First off, Happy Holidays everyone!!
In looking back over the past year, I realize that in pursuit of my passion on a day to day basis, that I am always learning. Eating out, discussing food, sourcing ingredients, cooking, it all affords us the opportunity to learn. But while i learn something every day, there are those “A-ha!” moments that you have that stick with you. That change how you look at a cuisine, an ingredient, or a dish.
We started Foodosophy 18 months ago for a variety of reasons, but one of the primary ones was to learn from other people, and to share what we learn. I thought it would be a nice way to end the year by sharing, and encouraging everyone else to share things that they’ve learned.
So without further adieu, I would like to present my Top 5 things I learned in 2009.
1. Balance is everything
I think the most important thing I learned this year was the importance of the element of balance to all dishes. It’s amazing how once I finally understood this, how easy it was to identify what was off with certain dishes, or how to correct mistakes in the kitchen.

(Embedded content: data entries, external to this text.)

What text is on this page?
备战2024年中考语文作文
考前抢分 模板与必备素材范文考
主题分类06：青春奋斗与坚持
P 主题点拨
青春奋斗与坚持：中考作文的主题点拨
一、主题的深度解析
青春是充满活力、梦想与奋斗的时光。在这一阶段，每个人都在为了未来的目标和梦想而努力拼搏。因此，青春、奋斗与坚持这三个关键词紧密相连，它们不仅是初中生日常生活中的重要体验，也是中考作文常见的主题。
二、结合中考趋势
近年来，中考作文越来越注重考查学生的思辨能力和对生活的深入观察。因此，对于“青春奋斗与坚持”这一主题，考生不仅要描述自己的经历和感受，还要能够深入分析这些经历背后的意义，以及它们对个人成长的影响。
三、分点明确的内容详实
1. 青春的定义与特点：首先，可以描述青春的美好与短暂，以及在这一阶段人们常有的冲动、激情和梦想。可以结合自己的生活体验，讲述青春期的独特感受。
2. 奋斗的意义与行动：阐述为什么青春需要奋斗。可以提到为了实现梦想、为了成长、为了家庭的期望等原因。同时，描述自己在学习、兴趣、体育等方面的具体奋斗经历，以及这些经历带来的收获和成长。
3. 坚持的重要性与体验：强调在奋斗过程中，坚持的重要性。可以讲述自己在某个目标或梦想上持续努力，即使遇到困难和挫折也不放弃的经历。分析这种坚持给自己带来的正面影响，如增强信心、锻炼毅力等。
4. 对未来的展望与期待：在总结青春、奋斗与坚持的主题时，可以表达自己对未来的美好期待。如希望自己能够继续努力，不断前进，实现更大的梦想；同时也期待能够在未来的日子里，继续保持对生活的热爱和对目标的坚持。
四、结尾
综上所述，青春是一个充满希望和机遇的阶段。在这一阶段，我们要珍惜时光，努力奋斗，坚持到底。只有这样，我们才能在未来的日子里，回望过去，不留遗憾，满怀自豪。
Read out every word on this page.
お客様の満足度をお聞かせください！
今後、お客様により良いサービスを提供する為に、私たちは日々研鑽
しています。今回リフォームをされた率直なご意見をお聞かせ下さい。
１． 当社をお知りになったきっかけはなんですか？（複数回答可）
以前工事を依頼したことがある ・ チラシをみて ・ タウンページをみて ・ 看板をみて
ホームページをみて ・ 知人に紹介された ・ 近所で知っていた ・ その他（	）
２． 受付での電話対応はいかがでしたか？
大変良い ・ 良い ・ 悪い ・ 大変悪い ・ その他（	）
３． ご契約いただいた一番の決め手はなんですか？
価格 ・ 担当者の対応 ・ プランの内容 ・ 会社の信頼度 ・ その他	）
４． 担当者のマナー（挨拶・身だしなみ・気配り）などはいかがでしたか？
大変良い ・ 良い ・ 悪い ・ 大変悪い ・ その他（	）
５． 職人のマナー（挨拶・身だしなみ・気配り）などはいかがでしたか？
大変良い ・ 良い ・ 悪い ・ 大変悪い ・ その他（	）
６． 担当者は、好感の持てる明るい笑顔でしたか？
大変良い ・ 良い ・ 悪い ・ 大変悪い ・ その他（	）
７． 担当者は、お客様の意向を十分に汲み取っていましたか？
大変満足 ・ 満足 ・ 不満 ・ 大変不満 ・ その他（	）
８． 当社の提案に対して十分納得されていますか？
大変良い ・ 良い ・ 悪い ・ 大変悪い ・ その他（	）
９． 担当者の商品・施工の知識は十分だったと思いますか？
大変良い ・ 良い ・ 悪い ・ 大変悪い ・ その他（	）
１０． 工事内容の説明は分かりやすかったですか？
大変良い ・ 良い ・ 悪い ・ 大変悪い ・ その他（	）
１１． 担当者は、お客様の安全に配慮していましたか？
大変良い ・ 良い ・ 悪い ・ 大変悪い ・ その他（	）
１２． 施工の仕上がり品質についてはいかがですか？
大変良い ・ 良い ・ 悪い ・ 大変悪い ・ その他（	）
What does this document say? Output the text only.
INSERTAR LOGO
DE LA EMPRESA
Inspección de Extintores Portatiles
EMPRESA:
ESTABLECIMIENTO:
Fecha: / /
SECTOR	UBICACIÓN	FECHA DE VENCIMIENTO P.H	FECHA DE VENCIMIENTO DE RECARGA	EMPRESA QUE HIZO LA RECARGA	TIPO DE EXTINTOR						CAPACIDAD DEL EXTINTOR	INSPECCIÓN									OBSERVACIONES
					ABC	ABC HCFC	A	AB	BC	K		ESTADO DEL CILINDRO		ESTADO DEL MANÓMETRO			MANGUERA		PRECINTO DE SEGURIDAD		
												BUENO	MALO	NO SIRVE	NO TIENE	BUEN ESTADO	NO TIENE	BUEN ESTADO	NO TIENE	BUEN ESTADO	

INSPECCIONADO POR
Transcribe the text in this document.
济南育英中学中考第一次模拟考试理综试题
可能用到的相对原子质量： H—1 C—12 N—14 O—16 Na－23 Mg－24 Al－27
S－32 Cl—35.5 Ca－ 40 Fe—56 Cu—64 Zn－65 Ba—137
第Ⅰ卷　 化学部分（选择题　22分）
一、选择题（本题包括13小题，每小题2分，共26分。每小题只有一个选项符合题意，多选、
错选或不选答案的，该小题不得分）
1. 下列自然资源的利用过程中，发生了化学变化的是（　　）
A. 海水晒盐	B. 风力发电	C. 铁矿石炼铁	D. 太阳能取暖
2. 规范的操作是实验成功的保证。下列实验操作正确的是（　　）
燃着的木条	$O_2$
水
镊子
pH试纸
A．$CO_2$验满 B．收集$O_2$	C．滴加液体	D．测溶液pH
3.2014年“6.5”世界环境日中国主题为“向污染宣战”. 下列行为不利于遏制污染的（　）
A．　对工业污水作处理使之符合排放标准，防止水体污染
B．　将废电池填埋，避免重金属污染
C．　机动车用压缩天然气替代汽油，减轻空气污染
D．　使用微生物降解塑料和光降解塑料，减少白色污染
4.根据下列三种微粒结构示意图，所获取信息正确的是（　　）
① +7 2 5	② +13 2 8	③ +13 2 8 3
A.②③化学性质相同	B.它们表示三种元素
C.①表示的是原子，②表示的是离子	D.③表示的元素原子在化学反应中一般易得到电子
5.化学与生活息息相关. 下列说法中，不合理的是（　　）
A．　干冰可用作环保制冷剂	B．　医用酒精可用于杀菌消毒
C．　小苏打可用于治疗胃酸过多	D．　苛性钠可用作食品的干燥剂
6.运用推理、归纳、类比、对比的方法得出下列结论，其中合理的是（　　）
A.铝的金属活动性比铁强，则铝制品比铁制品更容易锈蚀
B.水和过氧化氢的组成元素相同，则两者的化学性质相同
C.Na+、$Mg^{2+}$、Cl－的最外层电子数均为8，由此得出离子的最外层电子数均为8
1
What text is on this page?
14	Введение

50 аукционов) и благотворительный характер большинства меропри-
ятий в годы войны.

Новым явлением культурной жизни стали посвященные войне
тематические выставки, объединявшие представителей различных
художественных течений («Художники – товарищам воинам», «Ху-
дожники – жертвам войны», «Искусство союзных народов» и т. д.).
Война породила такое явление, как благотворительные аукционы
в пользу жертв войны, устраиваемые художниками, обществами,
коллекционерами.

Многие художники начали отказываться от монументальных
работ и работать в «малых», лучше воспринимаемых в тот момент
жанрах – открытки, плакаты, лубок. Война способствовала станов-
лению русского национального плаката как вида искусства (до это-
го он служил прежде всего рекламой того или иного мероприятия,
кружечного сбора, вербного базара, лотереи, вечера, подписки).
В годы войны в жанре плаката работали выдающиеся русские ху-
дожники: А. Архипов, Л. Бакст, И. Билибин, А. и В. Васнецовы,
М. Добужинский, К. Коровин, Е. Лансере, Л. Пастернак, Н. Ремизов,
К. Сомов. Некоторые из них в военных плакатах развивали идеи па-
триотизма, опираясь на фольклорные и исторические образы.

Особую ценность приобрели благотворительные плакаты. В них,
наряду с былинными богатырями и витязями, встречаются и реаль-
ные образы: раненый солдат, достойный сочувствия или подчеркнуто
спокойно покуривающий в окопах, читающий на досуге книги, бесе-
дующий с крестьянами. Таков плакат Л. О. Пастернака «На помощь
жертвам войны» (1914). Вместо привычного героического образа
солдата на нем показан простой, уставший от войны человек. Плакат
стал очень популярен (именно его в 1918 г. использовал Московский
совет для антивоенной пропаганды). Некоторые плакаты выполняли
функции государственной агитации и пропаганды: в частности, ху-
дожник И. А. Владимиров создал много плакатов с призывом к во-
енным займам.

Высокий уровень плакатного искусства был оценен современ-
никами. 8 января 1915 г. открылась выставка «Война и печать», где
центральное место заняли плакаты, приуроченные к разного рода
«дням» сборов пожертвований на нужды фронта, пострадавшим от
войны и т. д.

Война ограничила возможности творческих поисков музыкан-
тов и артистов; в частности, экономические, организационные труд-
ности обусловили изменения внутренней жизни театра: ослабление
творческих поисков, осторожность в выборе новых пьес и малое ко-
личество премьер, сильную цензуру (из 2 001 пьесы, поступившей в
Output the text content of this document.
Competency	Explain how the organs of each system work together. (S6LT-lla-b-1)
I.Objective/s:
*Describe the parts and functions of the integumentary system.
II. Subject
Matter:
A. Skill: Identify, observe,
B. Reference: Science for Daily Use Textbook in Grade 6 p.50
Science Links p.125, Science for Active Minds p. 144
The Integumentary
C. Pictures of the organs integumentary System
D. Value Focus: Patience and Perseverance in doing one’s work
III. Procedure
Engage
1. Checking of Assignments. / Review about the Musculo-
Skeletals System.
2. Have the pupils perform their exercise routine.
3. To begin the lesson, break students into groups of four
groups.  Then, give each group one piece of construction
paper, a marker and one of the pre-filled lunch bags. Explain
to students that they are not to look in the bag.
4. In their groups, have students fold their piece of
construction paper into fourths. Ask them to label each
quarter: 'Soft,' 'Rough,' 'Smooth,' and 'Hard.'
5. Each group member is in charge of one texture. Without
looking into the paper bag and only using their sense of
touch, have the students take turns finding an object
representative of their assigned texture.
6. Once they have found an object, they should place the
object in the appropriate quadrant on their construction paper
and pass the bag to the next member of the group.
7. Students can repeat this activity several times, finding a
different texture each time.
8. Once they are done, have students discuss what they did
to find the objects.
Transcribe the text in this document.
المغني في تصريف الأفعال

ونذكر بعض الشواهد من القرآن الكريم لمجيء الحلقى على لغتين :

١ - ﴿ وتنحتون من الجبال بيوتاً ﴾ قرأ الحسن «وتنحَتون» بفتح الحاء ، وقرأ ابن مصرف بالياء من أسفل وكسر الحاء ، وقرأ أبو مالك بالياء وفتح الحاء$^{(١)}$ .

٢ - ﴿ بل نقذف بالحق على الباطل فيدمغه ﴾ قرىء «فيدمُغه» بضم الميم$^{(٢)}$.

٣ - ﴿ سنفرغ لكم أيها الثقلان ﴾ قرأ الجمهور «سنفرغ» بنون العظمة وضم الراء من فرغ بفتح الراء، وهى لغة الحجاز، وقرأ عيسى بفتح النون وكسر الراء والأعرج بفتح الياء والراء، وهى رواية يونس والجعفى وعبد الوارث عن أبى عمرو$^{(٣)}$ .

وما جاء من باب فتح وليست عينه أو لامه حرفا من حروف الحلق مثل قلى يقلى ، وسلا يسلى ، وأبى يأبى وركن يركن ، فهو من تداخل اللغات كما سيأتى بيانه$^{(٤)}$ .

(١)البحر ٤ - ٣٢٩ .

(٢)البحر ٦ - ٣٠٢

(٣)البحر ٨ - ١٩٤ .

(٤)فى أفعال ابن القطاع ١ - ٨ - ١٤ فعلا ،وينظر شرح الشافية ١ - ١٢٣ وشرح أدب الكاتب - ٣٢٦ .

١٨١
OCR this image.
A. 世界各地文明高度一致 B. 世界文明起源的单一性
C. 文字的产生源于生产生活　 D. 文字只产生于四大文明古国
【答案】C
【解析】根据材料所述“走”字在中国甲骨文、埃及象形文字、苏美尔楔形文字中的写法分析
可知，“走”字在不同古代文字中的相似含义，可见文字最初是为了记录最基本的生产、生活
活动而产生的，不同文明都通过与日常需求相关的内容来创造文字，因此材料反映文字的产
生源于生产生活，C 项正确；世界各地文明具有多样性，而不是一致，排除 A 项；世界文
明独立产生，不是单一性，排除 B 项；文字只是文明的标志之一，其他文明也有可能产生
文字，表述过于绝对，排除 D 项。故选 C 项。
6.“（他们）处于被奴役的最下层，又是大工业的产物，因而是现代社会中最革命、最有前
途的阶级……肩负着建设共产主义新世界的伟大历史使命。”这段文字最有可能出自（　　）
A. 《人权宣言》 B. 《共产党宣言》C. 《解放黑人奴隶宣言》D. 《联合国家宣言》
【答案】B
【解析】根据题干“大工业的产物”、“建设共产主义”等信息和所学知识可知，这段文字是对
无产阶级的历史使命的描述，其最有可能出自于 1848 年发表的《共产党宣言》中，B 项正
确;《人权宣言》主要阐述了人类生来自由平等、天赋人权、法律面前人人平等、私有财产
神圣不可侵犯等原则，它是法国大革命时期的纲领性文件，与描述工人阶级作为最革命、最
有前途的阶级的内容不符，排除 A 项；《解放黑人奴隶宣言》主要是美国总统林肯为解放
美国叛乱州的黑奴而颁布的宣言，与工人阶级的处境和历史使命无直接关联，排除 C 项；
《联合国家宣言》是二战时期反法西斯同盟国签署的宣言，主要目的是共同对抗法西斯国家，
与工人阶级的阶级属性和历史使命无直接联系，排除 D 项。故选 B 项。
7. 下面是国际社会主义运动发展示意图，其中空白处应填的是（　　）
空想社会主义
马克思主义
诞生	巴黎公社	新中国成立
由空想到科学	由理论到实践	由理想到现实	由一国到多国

I read once that human beings naturally gravitate to symmetry. I believe that our taste buds generally gravitate towards balance. Too salty, sweet, sour, spicy, bitter – and it fails to meet with our desire for balance. This isn’t to say one of the elements of taste cannot not be predominant over the others – but that the further exaggerated it gets (excessively sour, or excessively spicy for example), the more structure and balance in the other elements are required in a dish to support it.
2. Eggplant needs to be treated with care
I like eggplant, but was never able to do a very good job of it at home. It always tasted overly bitter, and overly greasy. Well, i learned a few things that really helped me get the most out of eggplant. The first is it needs to be salted before cooking. This draws out a lot of the moisture, and a lot of the bitterness. Secondly, don’t cook eggplant with much, if any, oil. Eggplants are sponges (a lot like mushrooms) – they will keep soaking up oil if you keep pouring some in. I like to lightly toss eggplant in oil, and cook it at high heat to get the best of the flavours. This is after salting, and rinsing the eggplant. Breading, or dipping the eggplant is also a better way of treating it.
3. In Vietnam is the next great culinary culture from Asia
I covered this in my “Foodosophy on Vietnam” but this was really paradigm shifting for me. Prior to my visit to Vietnam, I considered that their best, most interesting dishes were mostly meat, done in Pho, Bun, and grilled. In actual fact, beef, and the quality of the beef is not great, is not used nearly as extensively as seafood, or chicken. Good beef is imported, and unapproachable for your average Vietnamese family. There are so many more styles of cooking in Vietnam than what we’ve been exposed to, and the diversity, complexity, and quality of these other dishes make me a bit sad that we don’t have the opportunity to eat them here in North America. What was once the choice of Bun, Pho, Com, or Banh Mi made me realize that Vietnam is as great a culinary culture as China, Japan, and other culinary centers in Asia.
4. Good Chef’s like to be trusted
Over the year, I grew increasingly more and more interested in how to get the best out of the chef. Based on my experiences with Omakase, i wondered if the same theory would hold across all different types of restaurants – trusting the ordering (based on a few parameters like the number of courses, or a budget) to the chef result in better than normal experiences. Unfortunately, it was not always the optimal system of ordering.
I discovered that in a restaurant where the chef held high standards, asking “what the chef recommends” would usually result in a great meal. In restaurants where it is more of a numbers game, you would usually end up with the highest margin item on the menu. Smaller restaurants were more likely to deliver a great experience than a large establishment. Restaurants you frequented more than once would also be more likely to deliver a more custom tailored experience than at a restaurant you were visiting for the first time. Lastly, the busier the chef, the less likely they were interested in deviating from the normal menu.
So, if you’re looking a unique kind of experience, where the chef prepares a special one of a kind meal, choose a restaurant with high standards, that is smaller, that you would consider visiting repeatedly, and don’t ask during the mad rush – try and dine slightly earlier, or later.
The one parameter i didnt check was calling ahead requesting something. I just feel like i would be creating too much hassle for the chef to request that upfront. Just feels a bit too high maintenance for me to be comfortable with it.
5. Low and steady temperature is the key to cooking meat well
Over the past year, i’ve subscribed to the theory of low, steady heat for cooking meat. Either in braises, or in direct heat, i find that low and steady, with a longer temperature, results in better tasting meat with better texture. I cook steaks almost exclusively in a cast iron fry pan at medium-low, and allow the temperature to slowly rise to the desired doneness. Just make sure you wipe the moisture off the surface for optimal sear, and pre-heat the pan. You’ll have more tender, more flavourful meat as a result.
Anyway, these were some big breakthroughs for me this year. Hope you enjoy them, and more importantly, share what you’ve learned this past year. Either in our comments section, or in your own blog (please post a link in the comments so we know where to go!). Happy holidays everyone.